Le ministre de la Communication, porte-parole du Gouvernement, Gassim Chérif Mahamat, a accordé une audience au directeur général de l’Union africaine des radiodiffusions (UAR), Grégoire Djaka, ce jeudi 30 juillet 2026, à son cabinet.
Présent au Tchad à l’occasion de la deuxième édition de l’atelier régional consacré au renforcement des capacités des médias africains sur les changements climatiques et la réduction des risques de catastrophes dans le bassin du Lac Tchad, Grégoire Djaka est venu exprimer sa gratitude aux autorités tchadiennes pour l’accueil et la réussite de cette rencontre.
Au cours des échanges, les deux personnalités se sont félicitées de la qualité de l’organisation de cet atelier, tenu du 27 au 29 juillet 2026 et clôturé par une visite de terrain. Le directeur général de l’UAR a également demandé au ministre de transmettre ses remerciements au chef de l’État, Maréchal Mahamat Idriss Déby Itno, pour son soutien au bon déroulement de l’événement.
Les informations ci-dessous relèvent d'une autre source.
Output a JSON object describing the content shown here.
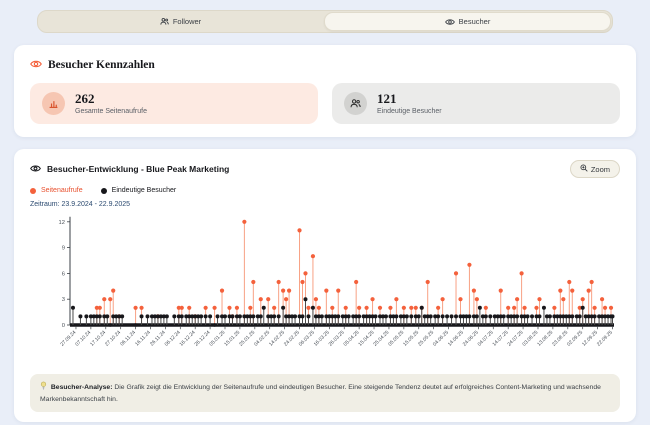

Les discussions ont également porté sur les résultats de l’atelier, qui a mis en évidence le professionnalisme des journalistes africains ainsi que les avancées du paysage médiatique tchadien, notamment à travers la visite de l’Office national des médias audiovisuels (ONAMA). Par ailleurs, Grégoire Djaka a salué la parfaite connaissance des enjeux médiatiques nationaux et africains dont fait preuve le ministre Gassim Chérif Mahamat.
L’audience a aussi permis d’aborder les défis liés à l’essor des réseaux sociaux, à la désinformation et aux discours de haine. Selon le directeur général de l’UAR, ces phénomènes constituent une menace croissante pour les médias africains et appellent à une plus grande responsabilité des professionnels de l’information. « Les journalistes doivent comprendre que leur travail doit servir l’intérêt humain et contribuer à accompagner les gouvernements dans le développement harmonieux de leurs pays », a-t-il déclaré. Il a invité les hommes des médias à mesurer la portée de leurs propos et à privilégier un journalisme qui favorise la cohésion sociale, dans le respect des principes éthiques et déontologiques de la profession.
Pour Grégoire Djaka, le travail du journaliste doit avant tout être considéré comme une véritable œuvre de salut public au service de la nation.